Mattarella coi suoi tweet dà la linea su evasione fiscale e immigrazione
Una cosa potrebbe essere certa: che dopo il discorso 2.0 del presidente della Repubblica Sergio Mattarella niente sarà più come prima. O per lo meno si spera che sia così. Sì, perché il presidente, con quei suoi capitoletti sciorinati in una ventina di minuti, roba moderna alla stregua di tweet per mantenere alta l’attenzione degli ascoltatori, ha tracciato per il futuro delle indicazioni di cui nessuno, a cominciare dal presidente del consiglio Renzi, potrà disinteressarsi.
All’inizio sembrava che quello di Mattarella dovesse essere un incontro con gli italiani (il primo discorso di fine anno da quando è stato eletto) un po’ fiacco: il salotto di casa, luci soffuse, un abat – jour sullo sfondo, lui seduto su una poltroncina che non doveva essere particolarmente comoda, toni superpacati.
Un inizio freddino e d’altra parte, mi diceva un amico, cosa vorrai che dica al primo discorso di fine anno? Palleggerà un po’ a centrocampo, i valori di qua i valori di là, l’importanza della partecipazione, della politica, e via così.
Invece il presidente Mattarella con quei suoi capitoletti formato tweet e con quel suo tono pacato, ha detto più cose lui di tanti altri presidenti urlanti o picconatori messi insieme.
Ha parlato ovviamente un po’ di tutto: ma soprattutto su due questioni si è mostrato particolarmente risoluto: l’evasione fiscale e l’immigrazione. Insomma, i due argomenti che oltre a quello del lavoro, stanno particolarmente a cuore agli italiani.
“Un elemento che ostacola le prospettive di crescita è rappresentato dall’evasione fiscale”.
Questo l’inizio folgorante di Mattarella per introdurre l’argomento. “Secondo uno studio recentissimo di pochi giorni fa di Confindustria nel 2015 l’evasione fiscale e contributiva in Italia ammonta a 122 miliardi di euro, 122 miliardi! Vuol dire 7 punti e mezzo di Pil. Lo stesso studio calcola che anche soltanto dimezzando l’evasione si potrebbero creare oltre trecentomila posti di lavoro: gli evasori danneggiano la comunità nazionale e danneggiano i cittadini onesti. Le tasse e le imposte sarebbero decisamente più basse se tutti le pagassero”.

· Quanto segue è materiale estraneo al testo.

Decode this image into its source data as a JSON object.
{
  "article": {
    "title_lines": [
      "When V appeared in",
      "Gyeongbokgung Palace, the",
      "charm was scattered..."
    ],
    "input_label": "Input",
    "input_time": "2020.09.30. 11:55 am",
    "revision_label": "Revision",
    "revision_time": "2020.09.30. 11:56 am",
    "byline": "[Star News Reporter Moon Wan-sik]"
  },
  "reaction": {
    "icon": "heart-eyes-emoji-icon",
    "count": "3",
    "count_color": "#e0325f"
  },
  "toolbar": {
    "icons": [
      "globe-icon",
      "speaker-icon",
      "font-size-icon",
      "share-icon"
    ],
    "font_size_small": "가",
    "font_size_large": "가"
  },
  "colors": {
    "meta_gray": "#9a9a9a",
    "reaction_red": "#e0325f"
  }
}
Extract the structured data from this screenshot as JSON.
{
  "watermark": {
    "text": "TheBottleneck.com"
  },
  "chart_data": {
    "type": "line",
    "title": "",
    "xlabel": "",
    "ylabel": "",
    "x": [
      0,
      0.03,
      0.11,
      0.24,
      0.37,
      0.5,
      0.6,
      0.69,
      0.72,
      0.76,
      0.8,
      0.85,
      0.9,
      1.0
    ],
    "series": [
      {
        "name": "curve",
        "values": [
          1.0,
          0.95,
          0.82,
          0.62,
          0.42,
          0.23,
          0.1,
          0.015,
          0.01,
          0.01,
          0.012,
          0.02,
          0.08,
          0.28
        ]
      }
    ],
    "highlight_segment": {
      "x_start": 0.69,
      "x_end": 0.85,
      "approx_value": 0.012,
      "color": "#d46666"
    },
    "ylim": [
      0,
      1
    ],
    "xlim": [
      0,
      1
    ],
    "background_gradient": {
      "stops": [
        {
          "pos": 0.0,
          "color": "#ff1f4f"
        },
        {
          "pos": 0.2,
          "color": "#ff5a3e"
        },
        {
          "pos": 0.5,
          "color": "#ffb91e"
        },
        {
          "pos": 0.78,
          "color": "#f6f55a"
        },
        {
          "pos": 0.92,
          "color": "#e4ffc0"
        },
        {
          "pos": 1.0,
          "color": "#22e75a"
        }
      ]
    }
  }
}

Non si è dilungato oltre. Parole di una chiarezza estrema e di una notevole pesantezza su una questione che nessun governo italiano dal dopoguerra ad oggi ha voluto affrontare in maniera decisa. Non avevo mai sentito un presidente della Repubblica esprimersi in questa maniera su una vergogna nazionale come quella dell’evasione.
Così come non avevo mai sentito un presidente della Repubblica affrontare il problema dell’immigrazione così come l’ha affrontato il cattolicissimo Mattarella.
“Il fenomeno migratorio nasce da cause mondiali e durerà a lungo. Non ci si può illudere di rimuoverlo ma si può governare. E si deve governare. Può farlo con maggiore efficacia l’Unione Europea e la stiamo sollecitando con insistenza. Occorrono regole comuni per distinguere chi fugge da guerre o persecuzioni e ha quindi diritto all’asilo, e altri migranti che vanno invece rimpatriati sempre assicurando loro un trattamento dignitoso”.
E ancora: ”Serve accoglienza, serve anche rigore. Chi è in Italia deve rispettare le leggi e la cultura del nostro Paese. Deve essere aiutato ad apprendere la nostra lingua che è un veicolo decisivo di integrazione. Larghissima parte degli immigrati rispetta le nostre leggi, lavora onestamente e con impegno, contribuisce al nostro benessere e contribuisce anche al nostro sistema previdenziale, versando alle casse dello Stato più di quanto ne riceva. Quegli immigrati che invece commettono reati devono essere fermati e puniti, come del resto avviene per gli italiani che delinquono. Quelli che sono pericolosi vanno espulsi. Le comunità straniere in Italia sono chiamate a collaborare con le istituzioni contro i predicatori di odio e contro quelli che praticano violenza”.
Parole rivoluzionarie quelle di Mattarella che vanno ben oltre la teoria dell’accoglienza senza se e senza ma predicata da tanti buonisti di turno.
Due cardini del breve discorso (in tutto è durato venti minuti) che da oggi in poi si riaffacceranno molto spesso nei discorsi dei politici di professione e della gente comune.
Il premier Renzi al termine dell’intervento televisivo è stato tra i primi a congratularsi col Presidente per i contenuti del discorso. Ora Renzi sa in quale strada si deve muovere il suo governo a proposito di evasione e immigrazione. Ma forse lo sapeva già e aspettava solo che il presidente Mattarella col suo discorso la indicasse chiaramente a tutti gli italiani.